Оруэлл попросил у меня сигатеру, но из-за кашля не смог или не захотел курить. Просто подержал ее в зубах. Потом мы поговорили о том, чем отличается работа журналиста на разных берегах Атлантики, о фотоаппаратах и... о его шраме на шее. В 1937 году Оруэлл участвовал как доброволец в гражданской войне в Испании. Разумеется, на стороне коммунистов. Там ему навылет прострелили горло, и он выжил по счастливой случайности. Кажется, он написал об этой войне книгу, «Homage a Catalonia». Я обязательно отыщу ее, когда вернусь.
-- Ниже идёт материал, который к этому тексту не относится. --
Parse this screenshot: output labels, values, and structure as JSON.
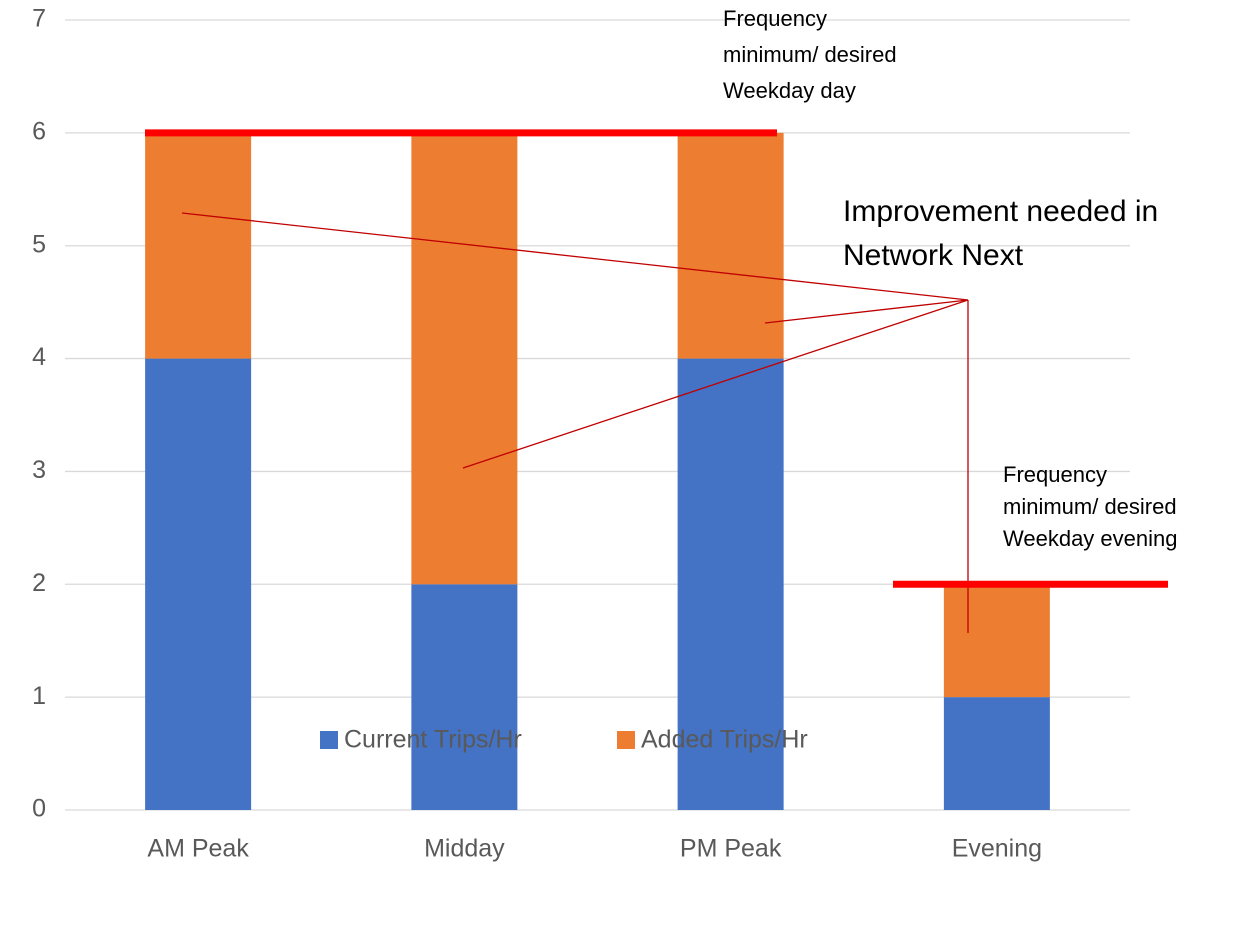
{
  "chart_data": {
    "type": "bar",
    "stacked": true,
    "categories": [
      "AM Peak",
      "Midday",
      "PM Peak",
      "Evening"
    ],
    "series": [
      {
        "name": "Current Trips/Hr",
        "color": "#4472c4",
        "values": [
          4,
          2,
          4,
          1
        ]
      },
      {
        "name": "Added Trips/Hr",
        "color": "#ed7d31",
        "values": [
          2,
          4,
          2,
          1
        ]
      }
    ],
    "ylim": [
      0,
      7
    ],
    "yticks": [
      0,
      1,
      2,
      3,
      4,
      5,
      6,
      7
    ],
    "grid": true,
    "legend": "bottom",
    "reference_lines": [
      {
        "value": 6,
        "color": "#ff0000",
        "lines": [
          "Frequency",
          "minimum/ desired",
          "Weekday day"
        ]
      },
      {
        "value": 2,
        "color": "#ff0000",
        "lines": [
          "Frequency",
          "minimum/ desired",
          "Weekday evening"
        ]
      }
    ],
    "annotation": [
      "Improvement needed in",
      "Network Next"
    ]
  }
}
Потом мы обменялись адресами и разошлись — каждый в свой район Кельна.
Я общаюсь здесь со многими людьми, но очень недолго. Все мы помним, что каждая минута, которую проводим вместе, может оказаться последней. Поэтому мы почти сразу переходим к сути дела, минуя церемониал взаимного сближения. До войны мне было бы трудно представить себе, чтобы такой человек, как Оруэлл, при первой же встрече на улице Лондона рассказал кому-либо о своем шраме на шее. Здесь же это совершенно нормально. Или ненормально. Я уже и сам не знаю...
Дорис, больше всего я хочу, чтобы это письмо прибыло к тебе вместе со мной. В кармане моего пальто, а не в одном из толстых льняных мешков с американской военной коррреспонденцией из Европы. Я хочу сам прочесть его тебе. А потом рассказать все, о чем не написал. И заснуть рядом с тобой, а потом проснуться рядом с тобой. И снова заснуть...
Я скучаю по тебе, Дорис...
Бредфорд
P. S. Ты можешь узнать о моих «перемещениях» у Лайзы. Если кто, кроме адрианы и Артура, и будет знать точно, когда я вернусь, то это она. Никто точно не знает, откуда мы полетим, куда и когда. Я и сам узнаю все последним. И пока знаю только, что полечу из Европы через Атлантический океан, скорее всего на какой-нибудь военный аэродром. К любой дате, которую узнаешь у Лайзы, прибавь еще семь-восемь дней. К концу седьмого дня (звучит как библейский текст о конце света или сотворении мира) я должен быть где-то в Америке.